Together, Sacred Heart would make runs to the 1A South State title series in 2014 and 2015. In Mixon’s eight years with the program, he compiled a 95-90 overall record, but O’Keefe said his record isn’t indicative of what he did for the program.
“He would go the second mile, and doing what he did at Sacred Heart, I mean all of those guys who have coached there, they all have to take on double duty to make it work,” Halford said. “It’s been fun to watch their program evolve. I think that’s something we all recognize.”
As Sacred Heart gears up for the 2018 season, the Crusaders have a varsity, junior varsity and junior high teams, as well as a top-notch facility. All of that is a credit to Mixon’s hard work the last eight years.
“As the athletic director, I never had to worry about the baseball program,” Kern said.
Drew Dewease, an assistant on the football team and three-year assistant under Mixon, will guide the Crusaders this season. It’s a position Dewease never wanted to assume under these conditions.
“Never in a million years did I think anything was going to happen, and never under these circumstances do you want to take over something that a person like Larry has built,” Dewease said. “Not just as a coach, but as a person. I think the one thing I’ll take from Larry is being very detailed about everything. How you wear your uniform, how you take care of the field, how you do infield and outfield, how you schedule practice and things like that, that he was very detailed in.
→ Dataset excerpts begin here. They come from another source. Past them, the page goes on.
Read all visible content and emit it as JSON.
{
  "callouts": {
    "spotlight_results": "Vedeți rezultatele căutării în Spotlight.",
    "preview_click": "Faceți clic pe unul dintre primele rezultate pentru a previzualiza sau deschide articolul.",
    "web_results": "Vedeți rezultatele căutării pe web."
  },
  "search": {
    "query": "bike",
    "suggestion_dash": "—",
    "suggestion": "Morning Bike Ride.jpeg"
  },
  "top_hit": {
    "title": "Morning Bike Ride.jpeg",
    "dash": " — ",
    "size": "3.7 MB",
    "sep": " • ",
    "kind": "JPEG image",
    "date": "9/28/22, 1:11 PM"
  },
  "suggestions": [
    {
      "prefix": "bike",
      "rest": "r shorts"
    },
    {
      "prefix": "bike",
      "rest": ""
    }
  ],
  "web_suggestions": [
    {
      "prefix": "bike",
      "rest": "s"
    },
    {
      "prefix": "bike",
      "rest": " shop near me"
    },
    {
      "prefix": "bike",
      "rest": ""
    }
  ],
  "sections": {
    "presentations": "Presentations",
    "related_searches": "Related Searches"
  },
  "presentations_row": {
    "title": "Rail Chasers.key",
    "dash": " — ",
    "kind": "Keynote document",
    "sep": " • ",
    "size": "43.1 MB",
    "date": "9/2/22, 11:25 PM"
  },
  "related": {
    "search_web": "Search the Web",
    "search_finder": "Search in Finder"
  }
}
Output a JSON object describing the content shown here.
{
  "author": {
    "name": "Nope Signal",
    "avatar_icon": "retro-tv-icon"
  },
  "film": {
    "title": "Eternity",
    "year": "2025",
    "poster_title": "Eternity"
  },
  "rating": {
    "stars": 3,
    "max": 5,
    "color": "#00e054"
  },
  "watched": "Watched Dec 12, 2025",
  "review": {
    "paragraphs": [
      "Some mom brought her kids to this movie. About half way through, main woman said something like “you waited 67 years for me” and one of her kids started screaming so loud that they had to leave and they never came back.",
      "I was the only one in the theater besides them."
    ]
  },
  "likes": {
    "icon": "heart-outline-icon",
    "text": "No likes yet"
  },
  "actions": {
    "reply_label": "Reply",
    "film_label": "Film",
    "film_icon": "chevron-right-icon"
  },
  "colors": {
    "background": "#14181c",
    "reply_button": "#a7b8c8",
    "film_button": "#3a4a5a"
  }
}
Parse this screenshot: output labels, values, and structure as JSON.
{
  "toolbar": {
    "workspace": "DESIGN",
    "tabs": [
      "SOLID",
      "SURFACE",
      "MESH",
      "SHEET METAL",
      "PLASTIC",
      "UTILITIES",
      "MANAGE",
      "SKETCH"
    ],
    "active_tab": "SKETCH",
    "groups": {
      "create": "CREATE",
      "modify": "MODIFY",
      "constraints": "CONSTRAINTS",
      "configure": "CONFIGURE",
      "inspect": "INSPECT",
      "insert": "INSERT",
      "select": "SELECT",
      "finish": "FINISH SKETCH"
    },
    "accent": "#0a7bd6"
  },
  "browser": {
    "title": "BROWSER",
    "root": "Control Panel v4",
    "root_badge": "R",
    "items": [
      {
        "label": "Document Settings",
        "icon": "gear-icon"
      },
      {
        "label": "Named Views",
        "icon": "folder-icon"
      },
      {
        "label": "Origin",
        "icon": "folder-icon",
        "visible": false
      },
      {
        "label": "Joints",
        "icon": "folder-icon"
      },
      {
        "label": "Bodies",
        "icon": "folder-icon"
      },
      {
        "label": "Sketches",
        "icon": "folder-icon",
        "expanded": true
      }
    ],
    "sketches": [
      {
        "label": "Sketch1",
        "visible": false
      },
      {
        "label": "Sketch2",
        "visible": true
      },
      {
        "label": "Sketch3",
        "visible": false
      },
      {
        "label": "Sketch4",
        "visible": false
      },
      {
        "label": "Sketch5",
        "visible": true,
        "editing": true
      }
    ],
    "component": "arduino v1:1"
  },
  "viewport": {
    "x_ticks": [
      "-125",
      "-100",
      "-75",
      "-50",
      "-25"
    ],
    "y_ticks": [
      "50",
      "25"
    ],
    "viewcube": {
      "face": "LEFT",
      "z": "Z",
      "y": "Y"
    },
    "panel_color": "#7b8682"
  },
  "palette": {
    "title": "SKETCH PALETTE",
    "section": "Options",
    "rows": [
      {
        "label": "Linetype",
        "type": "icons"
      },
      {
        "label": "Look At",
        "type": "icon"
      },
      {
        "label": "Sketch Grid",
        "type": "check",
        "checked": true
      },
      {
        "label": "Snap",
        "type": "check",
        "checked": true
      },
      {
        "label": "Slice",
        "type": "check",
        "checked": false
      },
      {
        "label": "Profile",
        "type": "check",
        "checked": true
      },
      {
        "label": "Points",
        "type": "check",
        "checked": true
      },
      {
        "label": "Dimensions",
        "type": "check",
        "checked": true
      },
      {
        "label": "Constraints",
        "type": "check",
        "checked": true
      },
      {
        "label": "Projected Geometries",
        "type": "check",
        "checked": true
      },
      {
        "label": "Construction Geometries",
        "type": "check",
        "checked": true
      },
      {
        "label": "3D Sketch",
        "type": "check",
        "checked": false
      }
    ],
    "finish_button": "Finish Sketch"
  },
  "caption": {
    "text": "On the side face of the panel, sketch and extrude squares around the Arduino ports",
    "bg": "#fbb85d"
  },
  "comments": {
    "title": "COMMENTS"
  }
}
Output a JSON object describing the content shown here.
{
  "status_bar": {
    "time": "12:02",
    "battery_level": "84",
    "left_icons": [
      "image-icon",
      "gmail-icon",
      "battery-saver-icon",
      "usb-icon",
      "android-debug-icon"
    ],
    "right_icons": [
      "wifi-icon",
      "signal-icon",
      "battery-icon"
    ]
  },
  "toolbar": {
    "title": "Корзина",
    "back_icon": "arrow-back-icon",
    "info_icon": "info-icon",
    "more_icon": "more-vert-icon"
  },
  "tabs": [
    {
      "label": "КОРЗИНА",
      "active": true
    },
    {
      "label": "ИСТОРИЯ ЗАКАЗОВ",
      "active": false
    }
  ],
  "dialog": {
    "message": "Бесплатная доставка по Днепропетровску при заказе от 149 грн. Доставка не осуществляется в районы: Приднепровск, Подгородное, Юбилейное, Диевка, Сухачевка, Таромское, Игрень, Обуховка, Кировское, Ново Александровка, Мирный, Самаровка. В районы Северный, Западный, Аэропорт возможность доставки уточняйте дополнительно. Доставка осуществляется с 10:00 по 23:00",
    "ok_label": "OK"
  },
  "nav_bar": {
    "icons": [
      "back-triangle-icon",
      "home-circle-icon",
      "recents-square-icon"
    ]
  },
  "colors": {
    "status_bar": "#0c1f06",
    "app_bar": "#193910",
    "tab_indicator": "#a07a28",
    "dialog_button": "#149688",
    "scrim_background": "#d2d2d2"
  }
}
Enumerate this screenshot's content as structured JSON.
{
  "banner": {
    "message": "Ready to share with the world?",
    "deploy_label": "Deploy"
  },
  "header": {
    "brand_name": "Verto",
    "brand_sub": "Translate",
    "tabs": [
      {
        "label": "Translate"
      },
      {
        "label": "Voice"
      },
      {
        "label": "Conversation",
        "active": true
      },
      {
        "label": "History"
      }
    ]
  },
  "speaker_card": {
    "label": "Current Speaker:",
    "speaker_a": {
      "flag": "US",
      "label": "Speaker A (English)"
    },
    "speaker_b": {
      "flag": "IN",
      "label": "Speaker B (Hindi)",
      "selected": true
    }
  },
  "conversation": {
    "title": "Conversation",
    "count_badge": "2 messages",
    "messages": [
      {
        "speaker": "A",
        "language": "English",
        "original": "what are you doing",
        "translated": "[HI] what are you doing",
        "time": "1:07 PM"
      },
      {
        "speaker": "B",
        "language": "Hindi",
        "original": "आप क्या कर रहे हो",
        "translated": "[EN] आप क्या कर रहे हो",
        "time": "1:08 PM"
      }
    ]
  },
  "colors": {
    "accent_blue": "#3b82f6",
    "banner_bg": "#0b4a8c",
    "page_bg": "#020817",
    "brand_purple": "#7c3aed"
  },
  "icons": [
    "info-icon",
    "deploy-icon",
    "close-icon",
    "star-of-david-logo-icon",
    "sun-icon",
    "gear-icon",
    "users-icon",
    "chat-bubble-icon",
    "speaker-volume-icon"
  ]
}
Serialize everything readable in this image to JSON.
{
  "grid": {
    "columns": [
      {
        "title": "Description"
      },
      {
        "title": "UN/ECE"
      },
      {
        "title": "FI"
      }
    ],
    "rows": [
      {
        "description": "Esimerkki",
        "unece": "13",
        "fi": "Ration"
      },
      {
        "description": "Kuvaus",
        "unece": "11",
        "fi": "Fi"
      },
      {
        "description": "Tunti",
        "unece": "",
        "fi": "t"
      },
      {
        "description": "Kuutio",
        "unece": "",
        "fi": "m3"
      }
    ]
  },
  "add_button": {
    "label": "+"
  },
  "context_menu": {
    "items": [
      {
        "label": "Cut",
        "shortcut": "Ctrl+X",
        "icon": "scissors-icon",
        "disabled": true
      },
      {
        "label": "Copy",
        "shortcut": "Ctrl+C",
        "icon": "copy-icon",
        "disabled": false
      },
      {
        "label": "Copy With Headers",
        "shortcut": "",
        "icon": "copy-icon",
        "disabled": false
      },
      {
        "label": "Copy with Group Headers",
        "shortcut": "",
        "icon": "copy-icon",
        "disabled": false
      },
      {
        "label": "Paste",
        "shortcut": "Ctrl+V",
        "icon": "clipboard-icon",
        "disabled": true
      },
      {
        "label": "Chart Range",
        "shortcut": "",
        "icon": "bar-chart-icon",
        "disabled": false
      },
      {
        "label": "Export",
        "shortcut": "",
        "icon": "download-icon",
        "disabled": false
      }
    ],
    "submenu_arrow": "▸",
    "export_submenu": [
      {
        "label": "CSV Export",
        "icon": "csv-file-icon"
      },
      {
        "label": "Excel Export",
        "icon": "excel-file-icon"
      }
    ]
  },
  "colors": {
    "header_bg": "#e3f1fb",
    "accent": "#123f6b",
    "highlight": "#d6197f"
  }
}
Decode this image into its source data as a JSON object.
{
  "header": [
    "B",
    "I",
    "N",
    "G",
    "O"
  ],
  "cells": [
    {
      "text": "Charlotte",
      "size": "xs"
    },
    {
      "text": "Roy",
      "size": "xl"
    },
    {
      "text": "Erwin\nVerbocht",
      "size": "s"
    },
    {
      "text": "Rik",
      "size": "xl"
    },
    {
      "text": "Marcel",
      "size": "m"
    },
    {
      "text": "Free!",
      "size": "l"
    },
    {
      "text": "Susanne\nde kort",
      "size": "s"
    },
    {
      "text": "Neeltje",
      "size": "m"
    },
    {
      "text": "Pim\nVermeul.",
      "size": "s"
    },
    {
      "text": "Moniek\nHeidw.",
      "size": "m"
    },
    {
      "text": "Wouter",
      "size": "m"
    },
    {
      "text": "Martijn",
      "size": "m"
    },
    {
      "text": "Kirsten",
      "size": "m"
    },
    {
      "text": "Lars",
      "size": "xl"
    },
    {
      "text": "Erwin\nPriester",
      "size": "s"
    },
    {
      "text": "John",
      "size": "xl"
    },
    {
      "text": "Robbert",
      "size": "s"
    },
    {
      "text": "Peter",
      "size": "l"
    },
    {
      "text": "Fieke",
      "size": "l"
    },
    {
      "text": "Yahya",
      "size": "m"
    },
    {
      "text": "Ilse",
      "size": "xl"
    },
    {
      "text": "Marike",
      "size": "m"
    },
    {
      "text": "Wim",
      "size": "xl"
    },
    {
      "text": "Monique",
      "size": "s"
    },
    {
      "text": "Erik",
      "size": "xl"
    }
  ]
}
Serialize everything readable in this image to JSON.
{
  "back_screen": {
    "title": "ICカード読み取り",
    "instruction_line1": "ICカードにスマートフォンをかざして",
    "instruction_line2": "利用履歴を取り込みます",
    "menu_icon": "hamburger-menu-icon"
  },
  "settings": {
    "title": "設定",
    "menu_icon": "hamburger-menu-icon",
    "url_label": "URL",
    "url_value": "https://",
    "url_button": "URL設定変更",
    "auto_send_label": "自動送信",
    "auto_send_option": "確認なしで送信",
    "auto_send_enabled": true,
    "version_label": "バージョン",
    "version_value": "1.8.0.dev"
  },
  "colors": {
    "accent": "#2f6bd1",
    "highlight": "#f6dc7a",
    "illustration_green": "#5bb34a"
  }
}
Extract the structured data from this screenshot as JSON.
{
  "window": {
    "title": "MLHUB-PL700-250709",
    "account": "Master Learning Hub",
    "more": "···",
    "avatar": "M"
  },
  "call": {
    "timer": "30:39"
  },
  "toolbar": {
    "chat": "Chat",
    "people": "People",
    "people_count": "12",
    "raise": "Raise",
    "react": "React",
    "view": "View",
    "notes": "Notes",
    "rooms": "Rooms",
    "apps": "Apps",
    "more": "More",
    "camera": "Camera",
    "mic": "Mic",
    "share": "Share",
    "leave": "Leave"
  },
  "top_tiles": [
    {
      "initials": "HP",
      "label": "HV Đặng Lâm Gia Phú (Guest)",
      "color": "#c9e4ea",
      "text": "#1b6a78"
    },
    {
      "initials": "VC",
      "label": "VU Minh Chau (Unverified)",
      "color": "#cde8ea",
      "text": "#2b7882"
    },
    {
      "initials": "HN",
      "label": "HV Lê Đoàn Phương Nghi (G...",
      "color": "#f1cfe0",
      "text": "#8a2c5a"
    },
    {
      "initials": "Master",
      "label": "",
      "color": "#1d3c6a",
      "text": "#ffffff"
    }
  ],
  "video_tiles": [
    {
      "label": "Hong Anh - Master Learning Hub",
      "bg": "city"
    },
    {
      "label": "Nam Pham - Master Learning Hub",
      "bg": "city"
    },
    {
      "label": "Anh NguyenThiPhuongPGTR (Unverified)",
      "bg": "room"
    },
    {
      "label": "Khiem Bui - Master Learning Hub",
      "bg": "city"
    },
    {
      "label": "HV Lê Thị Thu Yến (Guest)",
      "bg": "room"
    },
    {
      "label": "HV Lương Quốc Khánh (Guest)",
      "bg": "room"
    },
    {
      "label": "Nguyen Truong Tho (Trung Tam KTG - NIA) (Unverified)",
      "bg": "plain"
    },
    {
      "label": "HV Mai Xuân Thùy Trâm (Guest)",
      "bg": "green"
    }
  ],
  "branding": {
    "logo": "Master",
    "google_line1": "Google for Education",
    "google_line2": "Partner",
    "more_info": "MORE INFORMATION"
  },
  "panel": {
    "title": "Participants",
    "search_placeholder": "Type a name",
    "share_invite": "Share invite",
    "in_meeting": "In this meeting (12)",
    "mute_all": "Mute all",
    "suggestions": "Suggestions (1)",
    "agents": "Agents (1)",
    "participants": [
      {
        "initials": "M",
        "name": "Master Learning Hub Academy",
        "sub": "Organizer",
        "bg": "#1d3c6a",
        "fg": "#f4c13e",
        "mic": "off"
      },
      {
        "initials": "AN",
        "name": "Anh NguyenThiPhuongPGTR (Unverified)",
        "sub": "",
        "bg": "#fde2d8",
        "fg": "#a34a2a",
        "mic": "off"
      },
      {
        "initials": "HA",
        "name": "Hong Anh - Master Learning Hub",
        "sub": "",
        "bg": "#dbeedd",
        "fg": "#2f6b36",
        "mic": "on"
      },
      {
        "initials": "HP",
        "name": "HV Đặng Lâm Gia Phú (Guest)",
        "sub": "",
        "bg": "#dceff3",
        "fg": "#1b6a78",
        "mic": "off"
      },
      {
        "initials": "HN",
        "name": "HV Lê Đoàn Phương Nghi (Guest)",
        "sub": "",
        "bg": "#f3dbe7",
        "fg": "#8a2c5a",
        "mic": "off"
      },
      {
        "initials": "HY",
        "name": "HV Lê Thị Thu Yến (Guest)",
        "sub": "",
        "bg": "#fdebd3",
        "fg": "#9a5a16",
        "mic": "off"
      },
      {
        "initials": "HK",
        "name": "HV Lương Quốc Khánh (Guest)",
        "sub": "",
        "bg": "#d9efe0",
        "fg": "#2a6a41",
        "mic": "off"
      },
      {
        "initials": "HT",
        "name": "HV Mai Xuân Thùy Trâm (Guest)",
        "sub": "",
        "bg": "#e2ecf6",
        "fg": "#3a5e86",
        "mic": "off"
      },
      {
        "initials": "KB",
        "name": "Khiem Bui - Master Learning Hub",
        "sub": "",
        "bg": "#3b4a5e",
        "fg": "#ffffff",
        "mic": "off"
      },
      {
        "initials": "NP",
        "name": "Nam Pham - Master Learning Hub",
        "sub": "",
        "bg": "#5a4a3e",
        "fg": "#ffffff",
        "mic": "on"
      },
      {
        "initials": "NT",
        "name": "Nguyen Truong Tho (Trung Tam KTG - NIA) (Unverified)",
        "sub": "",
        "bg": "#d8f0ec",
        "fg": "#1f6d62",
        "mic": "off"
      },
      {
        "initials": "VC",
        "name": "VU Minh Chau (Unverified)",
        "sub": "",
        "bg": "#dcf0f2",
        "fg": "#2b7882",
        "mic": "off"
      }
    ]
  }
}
“The work that he put into the kids in the program. He cared more about the kids than he ever did about himself, and he never wanted any credit. We’re going to try and keep that going – the selflessness. I think our kids are champing at the bit to keep Larry’s legacy going.”
Sacred Heart is scheduled to open the season at 5 p.m. Friday, Feb. 23. The Crusaders will take on Lamar Christian at Perry Central.